Her termination was a "performance-based decision," was the official reason rendered.
Hmmm.
Given the roiling waters surrounding Port Manatee management these days, pardon me if I take that explanation with a dose of salt.
It just so happens Yeh alleged in a June letter to Buqueras she'd been "illegally bullied and intimidated" by the elder Armstrong,  when he was still port deputy executive director and chief financial officer.
That couldn't have something to do with her unceremonious exit, could it?
Can't have someone in her position making allegations about cover-ups and how the elder Armstrong bullied others into looking the other way when it came to junior's shenanigans.
Naturally, Armstrong denies it.
Well, it'd be one thing if this was the first time we've heard accusations about a "hostile work environment." improper behavior by superiors and so forth.
But it's not.
A woman named Jill VanderPol filed a similar complaint with port management last winter.
She eventually resigned.
Her job?
Port communications manager.
A coincidence?
I think not, especially viewed in the context of the series of events preceding it.

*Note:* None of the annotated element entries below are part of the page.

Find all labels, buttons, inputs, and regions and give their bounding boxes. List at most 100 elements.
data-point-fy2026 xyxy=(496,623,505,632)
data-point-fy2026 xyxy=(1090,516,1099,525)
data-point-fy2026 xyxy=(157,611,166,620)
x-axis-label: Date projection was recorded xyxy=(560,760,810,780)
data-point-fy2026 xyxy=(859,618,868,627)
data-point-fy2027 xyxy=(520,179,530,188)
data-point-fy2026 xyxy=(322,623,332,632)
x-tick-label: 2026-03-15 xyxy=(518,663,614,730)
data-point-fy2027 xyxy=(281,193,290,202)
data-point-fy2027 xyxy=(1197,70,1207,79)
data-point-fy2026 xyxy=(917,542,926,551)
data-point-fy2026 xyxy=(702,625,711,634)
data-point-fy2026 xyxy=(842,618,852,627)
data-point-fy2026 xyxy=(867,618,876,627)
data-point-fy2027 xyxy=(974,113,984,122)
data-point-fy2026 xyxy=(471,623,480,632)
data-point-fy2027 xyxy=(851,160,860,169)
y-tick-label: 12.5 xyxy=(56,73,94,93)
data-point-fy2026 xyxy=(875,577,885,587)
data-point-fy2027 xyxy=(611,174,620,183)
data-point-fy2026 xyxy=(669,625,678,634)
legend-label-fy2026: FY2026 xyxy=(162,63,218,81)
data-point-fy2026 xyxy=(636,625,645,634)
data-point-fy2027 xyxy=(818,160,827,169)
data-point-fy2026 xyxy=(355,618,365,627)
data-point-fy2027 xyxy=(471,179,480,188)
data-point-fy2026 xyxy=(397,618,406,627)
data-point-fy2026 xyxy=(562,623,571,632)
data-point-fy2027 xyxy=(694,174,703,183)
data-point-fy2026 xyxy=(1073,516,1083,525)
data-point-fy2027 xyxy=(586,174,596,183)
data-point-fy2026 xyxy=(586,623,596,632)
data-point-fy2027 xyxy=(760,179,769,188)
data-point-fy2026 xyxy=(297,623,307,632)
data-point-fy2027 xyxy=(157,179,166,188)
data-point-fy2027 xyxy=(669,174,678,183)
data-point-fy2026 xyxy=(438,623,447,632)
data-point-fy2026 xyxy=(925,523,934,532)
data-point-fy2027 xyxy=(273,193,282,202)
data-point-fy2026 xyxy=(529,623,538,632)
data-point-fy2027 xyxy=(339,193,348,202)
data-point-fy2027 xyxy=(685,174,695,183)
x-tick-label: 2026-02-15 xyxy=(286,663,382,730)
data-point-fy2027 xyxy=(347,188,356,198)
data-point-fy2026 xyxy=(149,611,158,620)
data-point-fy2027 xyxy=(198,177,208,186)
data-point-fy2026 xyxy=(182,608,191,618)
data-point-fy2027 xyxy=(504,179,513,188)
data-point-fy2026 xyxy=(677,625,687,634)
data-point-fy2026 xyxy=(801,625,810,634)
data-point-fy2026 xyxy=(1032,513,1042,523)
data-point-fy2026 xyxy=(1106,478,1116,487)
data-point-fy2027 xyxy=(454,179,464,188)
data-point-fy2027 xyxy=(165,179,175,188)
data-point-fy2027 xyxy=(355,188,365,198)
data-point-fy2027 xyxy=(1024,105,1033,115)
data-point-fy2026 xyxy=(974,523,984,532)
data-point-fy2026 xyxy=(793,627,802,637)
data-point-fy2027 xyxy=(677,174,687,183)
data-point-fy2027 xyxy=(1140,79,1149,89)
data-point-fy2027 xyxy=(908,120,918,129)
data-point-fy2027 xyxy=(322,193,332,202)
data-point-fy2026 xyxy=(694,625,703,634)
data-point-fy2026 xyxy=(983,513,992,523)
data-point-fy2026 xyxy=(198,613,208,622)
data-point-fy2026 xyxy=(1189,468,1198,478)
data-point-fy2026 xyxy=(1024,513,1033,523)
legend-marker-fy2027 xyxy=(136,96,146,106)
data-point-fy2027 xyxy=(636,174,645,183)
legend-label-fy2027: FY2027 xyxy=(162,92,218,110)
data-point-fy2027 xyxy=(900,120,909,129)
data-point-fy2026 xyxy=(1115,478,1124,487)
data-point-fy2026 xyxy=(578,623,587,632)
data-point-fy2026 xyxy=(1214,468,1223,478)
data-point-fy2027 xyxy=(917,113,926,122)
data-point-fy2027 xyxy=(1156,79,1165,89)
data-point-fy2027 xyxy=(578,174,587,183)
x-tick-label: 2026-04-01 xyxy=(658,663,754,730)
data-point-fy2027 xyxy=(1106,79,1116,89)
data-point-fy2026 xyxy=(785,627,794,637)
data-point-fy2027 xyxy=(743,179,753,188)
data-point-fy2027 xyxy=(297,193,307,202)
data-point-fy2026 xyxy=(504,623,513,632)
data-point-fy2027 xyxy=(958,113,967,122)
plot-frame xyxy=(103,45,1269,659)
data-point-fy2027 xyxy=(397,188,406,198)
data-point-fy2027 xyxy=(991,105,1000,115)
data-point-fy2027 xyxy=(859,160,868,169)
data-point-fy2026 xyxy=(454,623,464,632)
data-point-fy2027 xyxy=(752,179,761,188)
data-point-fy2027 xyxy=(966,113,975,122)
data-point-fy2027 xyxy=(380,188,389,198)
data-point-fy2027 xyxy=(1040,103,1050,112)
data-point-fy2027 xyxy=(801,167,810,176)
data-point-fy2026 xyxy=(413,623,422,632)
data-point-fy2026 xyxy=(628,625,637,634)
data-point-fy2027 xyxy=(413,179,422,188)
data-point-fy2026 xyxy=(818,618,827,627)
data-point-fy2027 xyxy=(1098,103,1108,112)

Sacking the messenger doesn't alleviate the growing perception something is wrong with the culture of Port Manatee's administration.
This just made it worse.

1 comment:

  1. Just wondering how Manatee County Commissioner Carol Whitmore, who leads the Port Authority board, isn't mentioned? Or Dave Sanford, the port's interim chief of staff, Sanford that signed Yeh's termination letter. In particular Whitmore who responded in previous media articles with an attitude of "it's been going on for years." HUH & HMM!!